When the team decided to move on from Vic Fangio and bring in the tag team of Nathaniel Hackett and Russell Wilson, it was supposed to signal an end to the culture of losing that had grown with each passing season and deliver a return to a fun brand of offensive football.

Gone would be the conservative, defensive-minded coaches like Vic Fangio and Vance Joseph and journeymen-type, short-term QBs like Case Keenum, Teddy Bridgewater, and Joe Flacco, and in their place would be an offensive wizard and a future Hall- of-Fame QB with a Super Bowl win and nine Pro Bowls on his resume.

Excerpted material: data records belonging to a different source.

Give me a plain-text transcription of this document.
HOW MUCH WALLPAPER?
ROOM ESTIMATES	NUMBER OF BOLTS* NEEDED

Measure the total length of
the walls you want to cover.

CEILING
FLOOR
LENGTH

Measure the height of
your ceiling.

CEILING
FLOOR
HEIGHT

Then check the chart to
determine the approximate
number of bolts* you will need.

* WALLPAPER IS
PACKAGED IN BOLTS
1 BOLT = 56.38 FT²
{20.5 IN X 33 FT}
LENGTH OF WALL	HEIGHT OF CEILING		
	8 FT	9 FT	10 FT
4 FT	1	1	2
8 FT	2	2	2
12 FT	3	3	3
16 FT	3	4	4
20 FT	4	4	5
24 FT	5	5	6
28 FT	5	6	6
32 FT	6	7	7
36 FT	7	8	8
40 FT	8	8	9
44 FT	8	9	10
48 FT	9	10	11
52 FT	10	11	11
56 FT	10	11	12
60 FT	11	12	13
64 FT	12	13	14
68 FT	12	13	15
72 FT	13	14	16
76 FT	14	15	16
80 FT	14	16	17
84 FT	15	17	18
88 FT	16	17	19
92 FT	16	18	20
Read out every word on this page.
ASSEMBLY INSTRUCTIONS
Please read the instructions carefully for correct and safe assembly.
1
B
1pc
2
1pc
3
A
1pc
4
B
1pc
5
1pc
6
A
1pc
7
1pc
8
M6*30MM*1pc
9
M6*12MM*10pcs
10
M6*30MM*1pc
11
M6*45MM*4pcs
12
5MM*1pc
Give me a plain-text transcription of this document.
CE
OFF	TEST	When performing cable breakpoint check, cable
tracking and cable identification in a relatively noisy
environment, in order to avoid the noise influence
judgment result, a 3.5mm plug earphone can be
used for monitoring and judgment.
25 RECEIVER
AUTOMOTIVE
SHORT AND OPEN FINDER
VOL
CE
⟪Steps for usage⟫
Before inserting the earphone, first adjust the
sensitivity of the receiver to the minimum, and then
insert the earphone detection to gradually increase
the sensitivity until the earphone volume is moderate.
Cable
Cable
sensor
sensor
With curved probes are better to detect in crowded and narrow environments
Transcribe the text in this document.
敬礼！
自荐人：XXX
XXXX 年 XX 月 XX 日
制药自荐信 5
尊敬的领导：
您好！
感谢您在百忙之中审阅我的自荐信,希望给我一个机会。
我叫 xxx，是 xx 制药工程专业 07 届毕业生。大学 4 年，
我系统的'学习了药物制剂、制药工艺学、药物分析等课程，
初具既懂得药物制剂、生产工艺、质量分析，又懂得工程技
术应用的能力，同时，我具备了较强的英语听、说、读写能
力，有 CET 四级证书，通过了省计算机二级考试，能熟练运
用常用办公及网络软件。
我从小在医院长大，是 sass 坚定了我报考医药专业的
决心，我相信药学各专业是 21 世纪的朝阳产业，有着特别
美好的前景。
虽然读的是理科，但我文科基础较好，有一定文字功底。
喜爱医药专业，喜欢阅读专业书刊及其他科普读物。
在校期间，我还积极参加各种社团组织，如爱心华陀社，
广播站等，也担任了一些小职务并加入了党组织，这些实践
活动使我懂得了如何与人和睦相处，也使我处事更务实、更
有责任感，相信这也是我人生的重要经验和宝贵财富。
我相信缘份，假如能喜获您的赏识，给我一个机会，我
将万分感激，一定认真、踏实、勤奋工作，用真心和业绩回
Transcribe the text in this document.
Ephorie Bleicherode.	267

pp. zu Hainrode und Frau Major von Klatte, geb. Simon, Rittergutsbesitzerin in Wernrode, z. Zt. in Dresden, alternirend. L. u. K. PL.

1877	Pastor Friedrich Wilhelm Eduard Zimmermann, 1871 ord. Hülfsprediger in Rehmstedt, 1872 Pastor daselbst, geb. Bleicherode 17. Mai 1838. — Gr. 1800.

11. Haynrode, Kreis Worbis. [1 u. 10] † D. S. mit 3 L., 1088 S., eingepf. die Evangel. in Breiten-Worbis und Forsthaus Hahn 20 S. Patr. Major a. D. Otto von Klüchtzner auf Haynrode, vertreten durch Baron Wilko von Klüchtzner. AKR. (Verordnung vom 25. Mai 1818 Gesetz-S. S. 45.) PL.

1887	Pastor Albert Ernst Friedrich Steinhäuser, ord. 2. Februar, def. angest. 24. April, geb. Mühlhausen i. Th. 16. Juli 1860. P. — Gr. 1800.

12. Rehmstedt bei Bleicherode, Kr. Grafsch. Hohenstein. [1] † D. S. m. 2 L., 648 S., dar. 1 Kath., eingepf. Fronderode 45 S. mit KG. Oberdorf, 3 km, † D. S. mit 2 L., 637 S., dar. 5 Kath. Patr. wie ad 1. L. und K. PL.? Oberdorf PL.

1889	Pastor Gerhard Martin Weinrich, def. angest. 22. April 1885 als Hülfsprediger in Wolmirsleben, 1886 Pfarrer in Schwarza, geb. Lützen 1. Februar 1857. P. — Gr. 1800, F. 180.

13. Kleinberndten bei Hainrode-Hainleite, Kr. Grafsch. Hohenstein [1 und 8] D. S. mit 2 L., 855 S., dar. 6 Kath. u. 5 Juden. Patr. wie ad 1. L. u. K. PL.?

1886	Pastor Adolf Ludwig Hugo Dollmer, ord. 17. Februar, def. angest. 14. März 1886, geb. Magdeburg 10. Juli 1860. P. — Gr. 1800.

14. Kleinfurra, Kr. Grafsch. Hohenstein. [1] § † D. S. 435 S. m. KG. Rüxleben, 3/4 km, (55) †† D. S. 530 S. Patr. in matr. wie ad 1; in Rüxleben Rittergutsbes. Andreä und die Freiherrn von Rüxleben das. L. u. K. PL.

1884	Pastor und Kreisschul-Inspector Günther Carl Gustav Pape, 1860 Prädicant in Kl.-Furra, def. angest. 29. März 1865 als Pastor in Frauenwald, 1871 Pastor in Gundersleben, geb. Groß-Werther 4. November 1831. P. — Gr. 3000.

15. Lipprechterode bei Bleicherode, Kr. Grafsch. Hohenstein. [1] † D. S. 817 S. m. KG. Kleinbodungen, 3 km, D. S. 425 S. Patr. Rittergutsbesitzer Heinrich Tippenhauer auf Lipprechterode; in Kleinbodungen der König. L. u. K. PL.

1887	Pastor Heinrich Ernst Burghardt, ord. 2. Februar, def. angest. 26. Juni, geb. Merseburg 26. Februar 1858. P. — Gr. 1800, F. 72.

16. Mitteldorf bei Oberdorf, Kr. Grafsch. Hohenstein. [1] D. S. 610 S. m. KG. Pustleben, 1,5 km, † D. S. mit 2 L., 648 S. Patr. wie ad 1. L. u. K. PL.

That was what was supposed to happen.

Instead, not only did the duo fail to eliminate the culture of losing, they turned it into a full-blown, rock-bottom level of epic proportions. Not since “Batman vs Superman: Dawn of Justice” (“You’re…letting them…kill…Martha…”) there has been as much excitement and hype about the potential of a product only to become a colossal bomb of a disappointment.

Hell, that may not even be an apt analogy, as this Broncos team made BvS look like “Avengers: End Game.”

There was no doubt that Hackett needed to go. He was woefully unprepared to be a head coach. He had to hire a game management expert. He had zero to do with the defensive planning. He ultimately had to surrender many play-calling duties to Klint Kubiak. Insert office space “What would you say…ya *do*…here?” memes.

Unfortunately, he is just a pawn in this game of chess, and this move doesn’t move the team as close to “checkmate” as fans would like to believe.

The good news is that the new ownership group is filthy, stinking rich and will have no problem throwing a ridiculous amount of money at the most attractive coaching candidate.

Yet, the group still has to abid by the restraints of the NFL cap space, and $245 million was just invested in a QB who looked no better than any of the aforementioned journeymen type of QBs the team has seen in recent years. He arguably (or not) looked worse.

Is there a home run type of coach out there who would be willing to take on such a burden? Would a guy like Sean Payton really want to pair himself with Wilson and the GM who made the deal? It doesn’t help that the team has limited draft capital to work with in addition to little wiggle room for free agency.

In a perfect world, Paton could return the fleecing Seattle gave him with the Wilson deal and convince another team to take on a large chunk Wilson’s contract, but given the several national games for all to see this year, it’s unlikely any team will see the tape of Wilson and believe he’d be an upgrade over any potential other option.

The team could eat his salary and take a chance in the draft, but given the aforementioned limited amount of assets to work with, it’s tough to believe the team could move up to a position to get a franchise-level QB.

While this is a move that needed to be made, the grim reality of the Broncos’ situation is they are still far away from the position they thought the team would be in entering the 2022 season.

The good news is that it is difficult to envision a worse season coming up than the rock-bottom catastrophe that was 2022, but the team is not in position to perform a complete 180.

It is encouraging to see that ownership and the front office is committed enough to change to part ways with a first-year coach before his first season even ends, but this will be no easy task for anyone involved.

The best that fans can hope for is Paton’s draft acumen continues this April, that the new staff is a complete upgrade, and that someone in the staff can get whatever Russell Wilson has in the tank out of him for his remaining days with the Broncos.

It is far from the hope and excitement the previous offseason produced, but at this point, it’s all that can be realistically offered.